In questo quadro il sindacato dovrebbe farsi carico anche del problema, finora completamente ignorato, del pericolo sempre più incombente di una terza guerra mondiale imperialista a causa dello scontro tra le superpotenze dell'Est e dell'Ovest per l'egemonia mondiale, allarmando e preparando il proletariato, i lavoratori e le masse alla guerra civile se l'ltalia dovesse partecipare alla guerra imperialista.

Aprire una grande discussione sul socialismo
D'altra parte il forte astensionismo di metà dell'elettorato che da tempo caratterizza ogni tornata elettorale, e che nelle recenti consultazioni in una regione storicamente di sinistra come l'Emilia-Romagna è andato addirittura oltre, dimostra che ormai lo scollamento tra le masse popolari e i partiti della destra e della “sinistra” borghesi, il parlamento e le altre istituzioni rappresentative del regime capitalista neofascista, è conclamato. Questo scollamento non è un “voltarsi dall'altra parte”, come sostiene Landini, ma è un'altra manifestazione di quella rabbia e spirito di rivolta che stanno montando nel Paese e che si sono espressi in modo eloquente con la grande partecipazione allo sciopero generale. La rivolta sociale per cambiare la società passa anche dal dare a questo astensionismo di massa una coscienza politica anticapitalista e di lotta per il socialismo.

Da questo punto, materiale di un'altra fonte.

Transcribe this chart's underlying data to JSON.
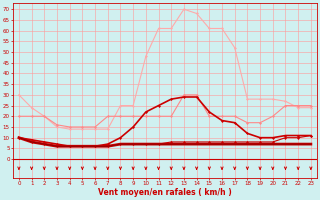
{
  "x": [
    0,
    1,
    2,
    3,
    4,
    5,
    6,
    7,
    8,
    9,
    10,
    11,
    12,
    13,
    14,
    15,
    16,
    17,
    18,
    19,
    20,
    21,
    22,
    23
  ],
  "series": [
    {
      "values": [
        30,
        24,
        20,
        15,
        14,
        14,
        14,
        14,
        25,
        25,
        48,
        61,
        61,
        70,
        68,
        61,
        61,
        52,
        28,
        28,
        28,
        27,
        24,
        24
      ],
      "color": "#ffaaaa",
      "lw": 0.8,
      "marker": "D",
      "ms": 1.5,
      "zorder": 2
    },
    {
      "values": [
        20,
        20,
        20,
        16,
        15,
        15,
        15,
        20,
        20,
        20,
        20,
        20,
        20,
        30,
        30,
        20,
        20,
        20,
        17,
        17,
        20,
        25,
        25,
        25
      ],
      "color": "#ff8888",
      "lw": 0.8,
      "marker": "D",
      "ms": 1.5,
      "zorder": 2
    },
    {
      "values": [
        10,
        9,
        8,
        7,
        6,
        6,
        6,
        7,
        10,
        15,
        22,
        25,
        28,
        29,
        29,
        22,
        18,
        17,
        12,
        10,
        10,
        11,
        11,
        11
      ],
      "color": "#cc0000",
      "lw": 1.2,
      "marker": "D",
      "ms": 1.5,
      "zorder": 3
    },
    {
      "values": [
        10,
        8,
        7,
        6,
        6,
        6,
        6,
        6,
        7,
        7,
        7,
        7,
        8,
        8,
        8,
        8,
        8,
        8,
        8,
        8,
        8,
        10,
        10,
        11
      ],
      "color": "#cc0000",
      "lw": 0.8,
      "marker": "D",
      "ms": 1.5,
      "zorder": 3
    },
    {
      "values": [
        10,
        8,
        7,
        6,
        6,
        6,
        6,
        6,
        7,
        7,
        7,
        7,
        7,
        7,
        7,
        7,
        7,
        7,
        7,
        7,
        7,
        7,
        7,
        7
      ],
      "color": "#cc0000",
      "lw": 2.0,
      "marker": null,
      "ms": 0,
      "zorder": 3
    },
    {
      "values": [
        10,
        8,
        7,
        6,
        6,
        6,
        6,
        6,
        7,
        7,
        7,
        7,
        7,
        7,
        7,
        7,
        7,
        7,
        7,
        7,
        7,
        7,
        7,
        7
      ],
      "color": "#880000",
      "lw": 0.7,
      "marker": null,
      "ms": 0,
      "zorder": 3
    }
  ],
  "xlabel": "Vent moyen/en rafales ( km/h )",
  "ylabel_ticks": [
    0,
    5,
    10,
    15,
    20,
    25,
    30,
    35,
    40,
    45,
    50,
    55,
    60,
    65,
    70
  ],
  "ylim": [
    -9,
    73
  ],
  "xlim": [
    -0.5,
    23.5
  ],
  "bg_color": "#d0f0f0",
  "grid_color": "#ff9999",
  "tick_color": "#cc0000",
  "label_color": "#cc0000",
  "arrow_color": "#cc0000"
}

Nell'“Appello ai democratici e antifascisti” pubblicato sul numero scorso de Il Bolscevico , il PMLI li invita a fare “una riflessione più profonda e più generale su quello che occorre per cambiare radicalmente la società. In questa riflessione perché non valutare la proposta del PMLI del socialismo? Noi siamo pienamente disponibili a discuterne, a confrontarci senza pregiudiziali.
Il problema è: quale classe deve essere al potere, il proletariato o la borghesia?; quale sistema economico, il socialismo o il capitalismo?

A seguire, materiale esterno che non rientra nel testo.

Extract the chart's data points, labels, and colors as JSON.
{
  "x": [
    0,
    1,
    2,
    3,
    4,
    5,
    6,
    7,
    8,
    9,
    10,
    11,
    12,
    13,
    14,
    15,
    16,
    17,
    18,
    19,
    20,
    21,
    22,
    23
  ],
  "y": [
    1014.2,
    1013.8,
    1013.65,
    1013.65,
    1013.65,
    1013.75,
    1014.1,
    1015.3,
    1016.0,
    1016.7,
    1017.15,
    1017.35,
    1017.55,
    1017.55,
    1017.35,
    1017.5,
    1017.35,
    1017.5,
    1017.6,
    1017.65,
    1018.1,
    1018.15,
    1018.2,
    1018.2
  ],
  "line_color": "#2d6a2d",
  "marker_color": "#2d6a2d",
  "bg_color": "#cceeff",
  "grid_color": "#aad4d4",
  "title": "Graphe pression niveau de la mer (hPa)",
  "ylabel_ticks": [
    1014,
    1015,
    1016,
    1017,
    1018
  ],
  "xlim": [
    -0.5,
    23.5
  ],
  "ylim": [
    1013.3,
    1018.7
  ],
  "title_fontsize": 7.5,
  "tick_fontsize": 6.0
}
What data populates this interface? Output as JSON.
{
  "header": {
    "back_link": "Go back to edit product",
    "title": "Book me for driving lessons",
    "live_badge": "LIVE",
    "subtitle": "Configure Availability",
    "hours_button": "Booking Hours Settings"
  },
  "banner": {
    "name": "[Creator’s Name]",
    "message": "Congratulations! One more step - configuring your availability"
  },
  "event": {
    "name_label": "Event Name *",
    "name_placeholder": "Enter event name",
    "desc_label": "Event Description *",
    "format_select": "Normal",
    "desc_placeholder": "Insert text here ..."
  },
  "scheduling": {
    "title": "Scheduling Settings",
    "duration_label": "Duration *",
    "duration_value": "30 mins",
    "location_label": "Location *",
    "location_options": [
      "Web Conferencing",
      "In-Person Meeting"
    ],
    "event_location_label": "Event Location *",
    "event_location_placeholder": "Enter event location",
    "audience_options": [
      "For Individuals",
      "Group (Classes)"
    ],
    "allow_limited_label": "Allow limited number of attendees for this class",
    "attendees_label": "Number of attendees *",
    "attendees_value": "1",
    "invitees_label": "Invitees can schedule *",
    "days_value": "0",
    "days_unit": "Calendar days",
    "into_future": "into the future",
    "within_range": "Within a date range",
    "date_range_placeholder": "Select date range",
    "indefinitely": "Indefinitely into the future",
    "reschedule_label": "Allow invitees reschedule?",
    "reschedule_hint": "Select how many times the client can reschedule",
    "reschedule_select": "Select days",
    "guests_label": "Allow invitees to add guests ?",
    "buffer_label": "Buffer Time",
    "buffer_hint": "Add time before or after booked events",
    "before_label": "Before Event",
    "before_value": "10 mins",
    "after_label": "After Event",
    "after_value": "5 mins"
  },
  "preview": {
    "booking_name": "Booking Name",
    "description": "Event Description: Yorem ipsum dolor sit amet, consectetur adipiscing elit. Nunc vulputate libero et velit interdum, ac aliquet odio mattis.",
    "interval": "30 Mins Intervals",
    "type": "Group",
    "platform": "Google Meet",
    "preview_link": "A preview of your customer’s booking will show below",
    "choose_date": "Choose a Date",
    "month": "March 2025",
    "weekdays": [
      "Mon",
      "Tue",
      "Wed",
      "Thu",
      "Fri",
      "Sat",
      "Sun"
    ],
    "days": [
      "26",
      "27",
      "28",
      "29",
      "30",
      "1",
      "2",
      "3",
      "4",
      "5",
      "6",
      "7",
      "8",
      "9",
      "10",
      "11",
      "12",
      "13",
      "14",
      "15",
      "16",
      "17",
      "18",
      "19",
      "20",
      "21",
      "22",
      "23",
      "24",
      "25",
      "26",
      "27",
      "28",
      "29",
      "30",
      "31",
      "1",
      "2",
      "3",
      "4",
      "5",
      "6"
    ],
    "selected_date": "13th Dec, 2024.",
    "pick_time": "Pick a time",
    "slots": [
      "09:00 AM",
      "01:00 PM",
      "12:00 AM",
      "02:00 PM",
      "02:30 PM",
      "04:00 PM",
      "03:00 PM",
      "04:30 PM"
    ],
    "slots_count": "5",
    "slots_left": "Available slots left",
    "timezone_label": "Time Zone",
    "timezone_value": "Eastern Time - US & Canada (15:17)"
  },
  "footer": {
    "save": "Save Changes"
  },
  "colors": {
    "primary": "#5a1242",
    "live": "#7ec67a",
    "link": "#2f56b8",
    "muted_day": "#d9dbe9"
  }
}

Prima o poi tutte le forze democratiche antifasciste e progressiste anche credenti, specie cattoliche e islamiche, non potranno non fare i conti con questo storico e decisivo problema ”.
Occorre comprendere, quindi, che si può rivoltare il Paese come un guanto e cambiare veramente la società a patto che si abbandonino le illusioni elettorali, parlamentari, governative, riformiste, pacifiste e costituzionali, e si metta al centro di questa rivolta la distruzione del capitalismo, la conquista del socialismo e il potere politico del proletariato. Cominciando con l'aprire una grande discussione, anche all'interno del sindacato, per creare un vasto fronte unito per buttare giù al più presto, con la lotta di piazza e lo sciopero generale, il governo neofascista Meloni, che sta infliggendo sempre più gravi danni al popolo e al Paese.